The Transylvanian birch mouse was likely found throughout the Transylvanian Plateau in the past, but its range has likely shrunk due to agriculture. It is known only from several locations in Cluj County. Its full range has not yet been fully established.

== Habitat and ecology ==
This species depends on undisturbed grassland habitat or grassland grazed by livestock, which has become rare due to mechanised agriculture. The Hungarian subspecies is most abundant in remnant patches of tall vegetation such as thistle in pastures that are otherwise grazed by livestock. It is also known from saline fescue meadows, wormwood-fescue steppes, and abandoned agricultural fields at lower densities. The Transylvanian subspecies is known from slopes that are highly encroached upon by shrubs, also in areas otherwise used for livestock grazing.

== Conservation ==
S. trizona is one of the rarest and least known small mammal species in Europe. The Hungarian subspecies has been extirpated from most of its range due to mechanised agriculture allowing for larger areas to be mowed at once, which reduces the diversity of plant species and makes the habitat unsuitable for the birch mice. Although some areas have been designated for the protection of the species, these protected areas are relatively small and the surrounding region is still mechanically cut or overgrazed. The Transylvanian birch mouse is also threatened by intensive agriculture, as well as overgrazing by sheep.

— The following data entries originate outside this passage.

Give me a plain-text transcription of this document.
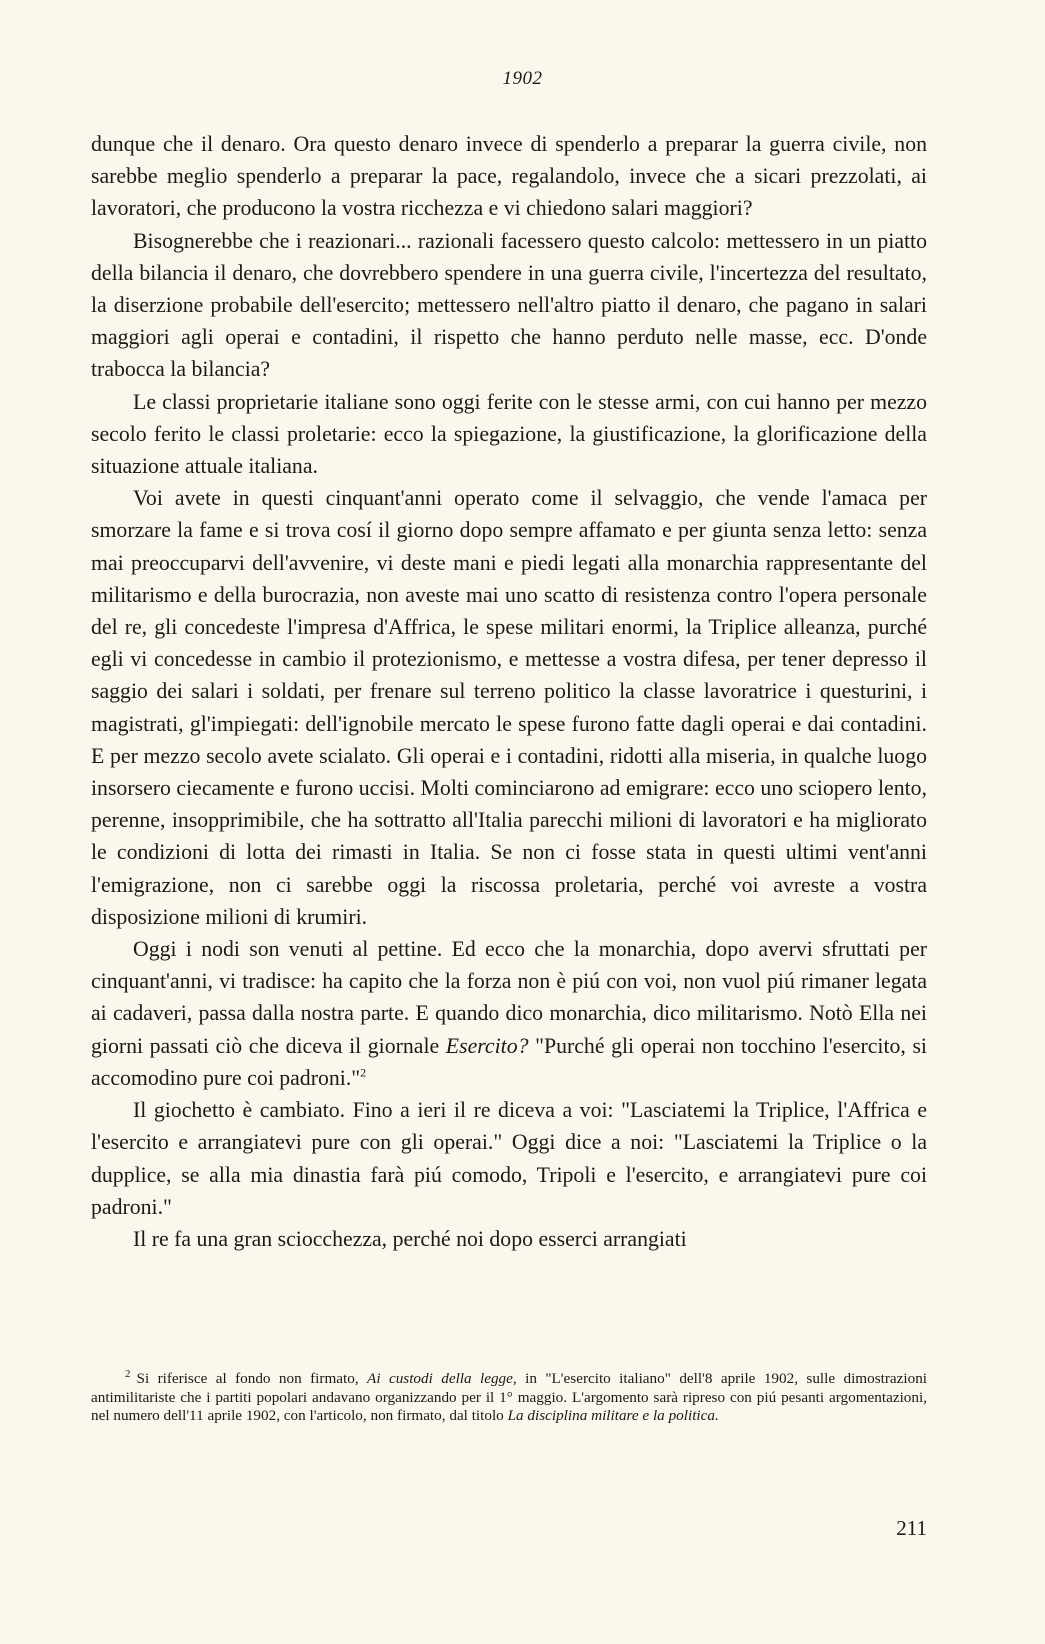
1902

dunque che il denaro. Ora questo denaro invece di spenderlo a preparar la guerra civile, non sarebbe meglio spenderlo a preparar la pace, regalandolo, invece che a sicari prezzolati, ai lavoratori, che producono la vostra ricchezza e vi chiedono salari maggiori?

Bisognerebbe che i reazionari... razionali facessero questo calcolo: mettessero in un piatto della bilancia il denaro, che dovrebbero spendere in una guerra civile, l'incertezza del resultato, la diserzione probabile dell'esercito; mettessero nell'altro piatto il denaro, che pagano in salari maggiori agli operai e contadini, il rispetto che hanno perduto nelle masse, ecc. D'onde trabocca la bilancia?

Le classi proprietarie italiane sono oggi ferite con le stesse armi, con cui hanno per mezzo secolo ferito le classi proletarie: ecco la spiegazione, la giustificazione, la glorificazione della situazione attuale italiana.

Voi avete in questi cinquant'anni operato come il selvaggio, che vende l'amaca per smorzare la fame e si trova cosí il giorno dopo sempre affamato e per giunta senza letto: senza mai preoccuparvi dell'avvenire, vi deste mani e piedi legati alla monarchia rappresentante del militarismo e della burocrazia, non aveste mai uno scatto di resistenza contro l'opera personale del re, gli concedeste l'impresa d'Affrica, le spese militari enormi, la Triplice alleanza, purché egli vi concedesse in cambio il protezionismo, e mettesse a vostra difesa, per tener depresso il saggio dei salari i soldati, per frenare sul terreno politico la classe lavoratrice i questurini, i magistrati, gl'impiegati: dell'ignobile mercato le spese furono fatte dagli operai e dai contadini. E per mezzo secolo avete scialato. Gli operai e i contadini, ridotti alla miseria, in qualche luogo insorsero ciecamente e furono uccisi. Molti cominciarono ad emigrare: ecco uno sciopero lento, perenne, insopprimibile, che ha sottratto all'Italia parecchi milioni di lavoratori e ha migliorato le condizioni di lotta dei rimasti in Italia. Se non ci fosse stata in questi ultimi vent'anni l'emigrazione, non ci sarebbe oggi la riscossa proletaria, perché voi avreste a vostra disposizione milioni di krumiri.

Oggi i nodi son venuti al pettine. Ed ecco che la monarchia, dopo avervi sfruttati per cinquant'anni, vi tradisce: ha capito che la forza non è piú con voi, non vuol piú rimaner legata ai cadaveri, passa dalla nostra parte. E quando dico monarchia, dico militarismo. Notò Ella nei giorni passati ciò che diceva il giornale Esercito? "Purché gli operai non tocchino l'esercito, si accomodino pure coi padroni."$^2$

Il giochetto è cambiato. Fino a ieri il re diceva a voi: "Lasciatemi la Triplice, l'Affrica e l'esercito e arrangiatevi pure con gli operai." Oggi dice a noi: "Lasciatemi la Triplice o la dupplice, se alla mia dinastia farà piú comodo, Tripoli e l'esercito, e arrangiatevi pure coi padroni."

Il re fa una gran sciocchezza, perché noi dopo esserci arrangiati

$^2$ Si riferisce al fondo non firmato, Ai custodi della legge, in "L'esercito italiano" dell'8 aprile 1902, sulle dimostrazioni antimilitariste che i partiti popolari andavano organizzando per il 1° maggio. L'argomento sarà ripreso con piú pesanti argomentazioni, nel numero dell'11 aprile 1902, con l'articolo, non firmato, dal titolo La disciplina militare e la politica.

211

Both populations, which were later classified into this species, were feared to be extinct throughout most of the 20th century until being rediscovered in the 21st century; the Hungarian subspecies was not seen for over 70 years until being rediscovered in 2006, whilst the Transylvanian subspecies was only rediscovered in 2014. These threats and rarity have led to the species being classified as 'Endangered' on the IUCN Red List.